Smooth Pinball Neural Network for Probabilistic Forecasting of Wind Power

TL;DR

This paper introduces a novel neural network approach with a smooth pinball loss for probabilistic wind power forecasting, improving quantile estimates and avoiding quantile crossing issues.

Contribution

It presents a new nonparametric neural network method combining a smooth pinball loss and a weighting scheme to enhance probabilistic wind power forecasts.

Findings

Outperforms benchmark models in quantile score and reliability.

Effectively prevents quantile crossing in probabilistic forecasts.
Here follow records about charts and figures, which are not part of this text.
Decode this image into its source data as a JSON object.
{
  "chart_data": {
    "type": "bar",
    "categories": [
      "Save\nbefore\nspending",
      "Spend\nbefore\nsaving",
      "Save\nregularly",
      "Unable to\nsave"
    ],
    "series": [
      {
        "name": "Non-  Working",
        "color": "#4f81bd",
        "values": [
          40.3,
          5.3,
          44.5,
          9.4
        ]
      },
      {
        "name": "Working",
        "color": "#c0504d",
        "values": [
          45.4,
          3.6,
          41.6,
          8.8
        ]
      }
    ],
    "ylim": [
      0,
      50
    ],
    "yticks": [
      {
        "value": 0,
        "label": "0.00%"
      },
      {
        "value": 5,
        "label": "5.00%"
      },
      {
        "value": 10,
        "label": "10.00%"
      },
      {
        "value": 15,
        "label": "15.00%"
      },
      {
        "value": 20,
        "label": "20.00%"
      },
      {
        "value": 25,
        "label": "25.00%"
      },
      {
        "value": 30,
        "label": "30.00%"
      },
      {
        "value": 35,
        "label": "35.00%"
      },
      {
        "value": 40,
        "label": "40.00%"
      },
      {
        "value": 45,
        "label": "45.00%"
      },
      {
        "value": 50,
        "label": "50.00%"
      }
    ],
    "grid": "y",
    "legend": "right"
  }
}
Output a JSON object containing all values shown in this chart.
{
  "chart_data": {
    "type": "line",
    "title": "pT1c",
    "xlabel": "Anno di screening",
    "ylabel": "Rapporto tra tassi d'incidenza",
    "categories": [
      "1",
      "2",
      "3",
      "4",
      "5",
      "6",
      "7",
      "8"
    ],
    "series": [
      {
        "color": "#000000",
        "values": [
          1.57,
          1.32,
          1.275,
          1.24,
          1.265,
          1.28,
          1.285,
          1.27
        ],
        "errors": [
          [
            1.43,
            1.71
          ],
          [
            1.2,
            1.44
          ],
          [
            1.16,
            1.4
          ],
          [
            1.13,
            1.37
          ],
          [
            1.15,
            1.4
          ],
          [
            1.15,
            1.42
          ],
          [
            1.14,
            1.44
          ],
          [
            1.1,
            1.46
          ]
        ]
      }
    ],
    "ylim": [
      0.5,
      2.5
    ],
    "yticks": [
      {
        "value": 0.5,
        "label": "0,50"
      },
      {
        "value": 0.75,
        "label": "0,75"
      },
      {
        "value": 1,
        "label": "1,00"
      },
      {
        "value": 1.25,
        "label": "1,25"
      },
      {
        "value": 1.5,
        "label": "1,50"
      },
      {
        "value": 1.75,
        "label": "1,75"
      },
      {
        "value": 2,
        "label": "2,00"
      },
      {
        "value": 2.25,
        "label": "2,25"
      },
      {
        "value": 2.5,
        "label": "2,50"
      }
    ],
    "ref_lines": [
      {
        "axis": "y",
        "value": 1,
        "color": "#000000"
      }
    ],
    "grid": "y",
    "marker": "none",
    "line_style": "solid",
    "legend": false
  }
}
Provides accurate prediction intervals for wind power.

Abstract

Uncertainty analysis in the form of probabilistic forecasting can significantly improve decision making processes in the smart power grid for better integrating renewable energy sources such as wind. Whereas point forecasting provides a single expected value, probabilistic forecasts provide more information in the form of quantiles, prediction intervals, or full predictive densities. This paper analyzes the effectiveness of a novel approach for nonparametric probabilistic forecasting of wind power that combines a smooth approximation of the pinball loss function with a neural network architecture and a weighting initialization scheme to prevent the quantile cross over problem. A numerical case study is conducted using publicly available wind data from the Global Energy Forecasting Competition 2014. Multiple quantiles are estimated to form 10%, to 90% prediction intervals which are evaluated using a quantile score and reliability measures. Benchmark models such as the persistence and climatology distributions, multiple quantile regression, and support vector quantile regression are used for comparison where results demonstrate the proposed approach leads to improved performance while preventing the problem of overlapping quantile estimates.